Facebook 2021年9月20日 『河川の歴史と未来』一気によみあげました

『河川の歴史と未来』、「人と生態系のダイナミクス」の第5巻として出版。今日届いた、その場で読み始めて、他の仕事をほっぽりだして、一気によみあげました(微笑)。すばらしい!私のようなテーマをもつ人間には待望の書です。著者の皆さんのご尽力、特に編集の西廣さん、宮下さんに感謝です。9月20日。
1980年代初頭、「湖と人のかかわりを研究しています」というと、「何学ですか?」ときかれる。「環境と人間社会の関係学」ですと応えるしかなかった。自然の仕組みを掘り下げながら、そこに人間社会がどうかかわってきたのか?そんな自然科学と社会・人文科学をつなぐ文理連携の相互作用の仕組みを解き明かし、社会に伝え、生き物と人が仲良くできるような現場政策に活かしていく。そんな方にはぴったりの入門書です。
私なりのおすすめ理由は3点です。
まず一点目、140頁ほどのコンパクトな書でありながら、①「河川生態学入門」、②古代から現代までの「河川と人の関係史」、③「河川と人の新しい関係」という、まさに文理連携の幅広い領域を、『古事記』に出てくる斐伊川から、イギリス生態学の最新の学問成果まで、さらに現場の政策実装までふくめて、欲張りテーマでありながら、わかりやすい。
二点目、なぜわかりやすいのか?多彩な学問的背景をもつ複数の著者の編集本だと、どうしてもそれぞれの分野が細切れになりがちです。この書は、各章や各節やコラムの著者名さえ記されず、全員が全体に責任をもっているようです。いくつもの本を編集してきた経験から、本書は、著者同志の事前の相互理解が深く、また全体編集に一本筋が通されているので、わかりやすいのだと思います。

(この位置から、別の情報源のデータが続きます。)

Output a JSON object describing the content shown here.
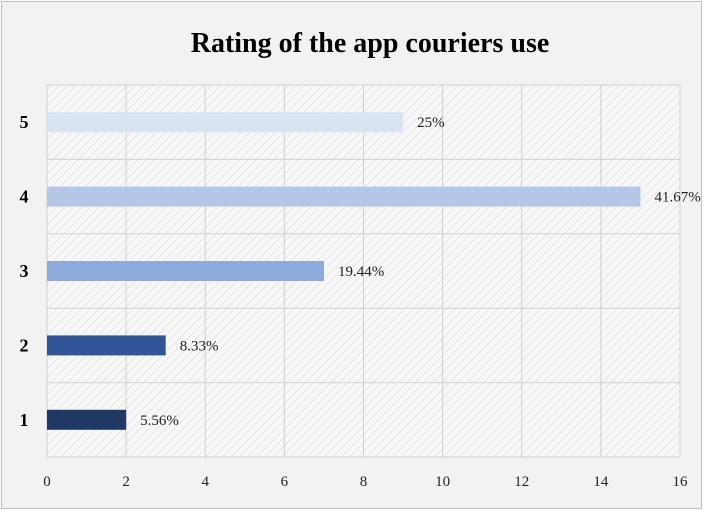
{
  "chart_data": {
    "type": "bar",
    "orientation": "horizontal",
    "title": "Rating of the app couriers use",
    "categories": [
      "1",
      "2",
      "3",
      "4",
      "5"
    ],
    "values": [
      2,
      3,
      7,
      15,
      9
    ],
    "data_labels": [
      "5.56%",
      "8.33%",
      "19.44%",
      "41.67%",
      "25%"
    ],
    "bar_colors": [
      "#1f3864",
      "#2f5597",
      "#8faadc",
      "#b4c7e7",
      "#dae3f3"
    ],
    "xlim": [
      0,
      16
    ],
    "xticks": [
      "0",
      "2",
      "4",
      "6",
      "8",
      "10",
      "12",
      "14",
      "16"
    ],
    "grid": true,
    "legend": "none"
  }
}
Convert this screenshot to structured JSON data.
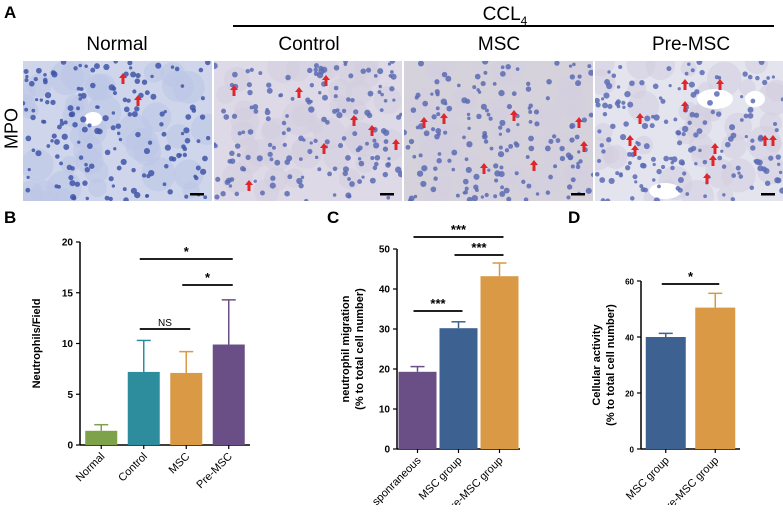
{
  "panel_a": {
    "letter": "A",
    "group_header": "CCL4",
    "group_header_main": "CCL",
    "group_header_sub": "4",
    "columns": [
      "Normal",
      "Control",
      "MSC",
      "Pre-MSC"
    ],
    "row_label": "MPO",
    "arrow_color": "#e0262a",
    "tissue_color": "#b8c4e3"
  },
  "chart_data": [
    {
      "panel": "B",
      "type": "bar",
      "categories": [
        "Normal",
        "Control",
        "MSC",
        "Pre-MSC"
      ],
      "values": [
        1.4,
        7.2,
        7.1,
        9.9
      ],
      "errors": [
        0.6,
        3.1,
        2.1,
        4.4
      ],
      "colors": [
        "#7ea24a",
        "#2e8d9c",
        "#d99945",
        "#6a4f86"
      ],
      "ylabel": "Neutrophils/Field",
      "ylim": [
        0,
        20
      ],
      "yticks": [
        0,
        5,
        10,
        15,
        20
      ],
      "annotations": [
        {
          "from": 1,
          "to": 3,
          "label": "*"
        },
        {
          "from": 2,
          "to": 3,
          "label": "*"
        },
        {
          "from": 1,
          "to": 2,
          "label": "NS"
        }
      ]
    },
    {
      "panel": "C",
      "type": "bar",
      "categories": [
        "sponraneous",
        "MSC group",
        "pre-MSC group"
      ],
      "values": [
        19.3,
        30.2,
        43.2
      ],
      "errors": [
        1.3,
        1.6,
        3.3
      ],
      "colors": [
        "#6a4f86",
        "#3d6190",
        "#d99945"
      ],
      "ylabel": "neutrophil migration",
      "ylabel2": "(% to total cell number)",
      "ylim": [
        0,
        50
      ],
      "yticks": [
        0,
        10,
        20,
        30,
        40,
        50
      ],
      "annotations": [
        {
          "from": 0,
          "to": 2,
          "label": "***"
        },
        {
          "from": 1,
          "to": 2,
          "label": "***"
        },
        {
          "from": 0,
          "to": 1,
          "label": "***"
        }
      ]
    },
    {
      "panel": "D",
      "type": "bar",
      "categories": [
        "MSC group",
        "pre-MSC group"
      ],
      "values": [
        40,
        50.5
      ],
      "errors": [
        1.3,
        5.1
      ],
      "colors": [
        "#3d6190",
        "#d99945"
      ],
      "ylabel": "Cellular activity",
      "ylabel2": "(% to total cell number)",
      "ylim": [
        0,
        60
      ],
      "yticks": [
        0,
        20,
        40,
        60
      ],
      "annotations": [
        {
          "from": 0,
          "to": 1,
          "label": "*"
        }
      ]
    }
  ]
}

三点目、川と陸地の接点など、これまでの細分化された研究では見えにくかった論理で、新しい領域に果敢に挑戦。ウナギは陸のミミズをたくさん餌にしてきた。それゆえ河川がコンクリートになるとウナギが栄養失調に!などこれまで知られていなかった新データもありがたいです。私のようなくいしんぼには、ウナギから鮒ずしからザザムシ、食と生物をつないでいただいているのもうれしいです。
西廣淳・瀧健太郎・原田守啓・宮崎佑介・川口洋一・宮下直の6名の主に1970年代生まれの方たちが中心となった著作です。滋賀県が挑戦してきた流域治水や霞堤については、瀧健太郎さんが(多分)コンパクトに紹介してくれています。

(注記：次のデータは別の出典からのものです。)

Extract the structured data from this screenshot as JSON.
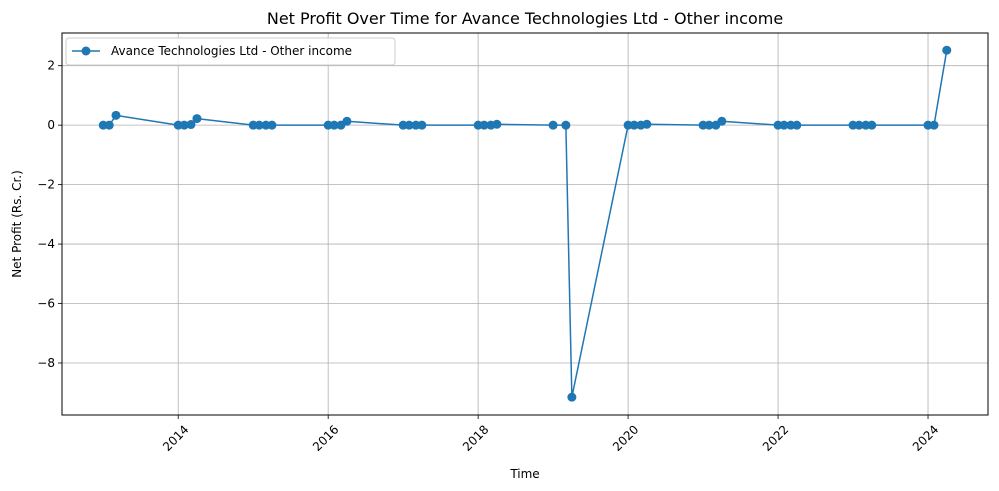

こういう教科書で学べる今の学生さん、うらやましい。1990年代の琵琶湖博物館準備室で「水田総合研究」に生態系分野を入れようとした時、当時の生態学の大御所に「水田は人間活動のノイズが大きく生態学の研究対象にはならない」と予算をつけてもらえなかったことをなつかしく思いおこしています。時代の変化を感じます。
春先にたんぼに産卵のために「のっこむ」霞が浦のコイやフナの習性は琵琶湖も同じです。バシャバシャと大きなコイが琵琶湖から、ヨシ帯、田んぼにのっこんでくる姿には、今も心がわきたたされます(微笑)。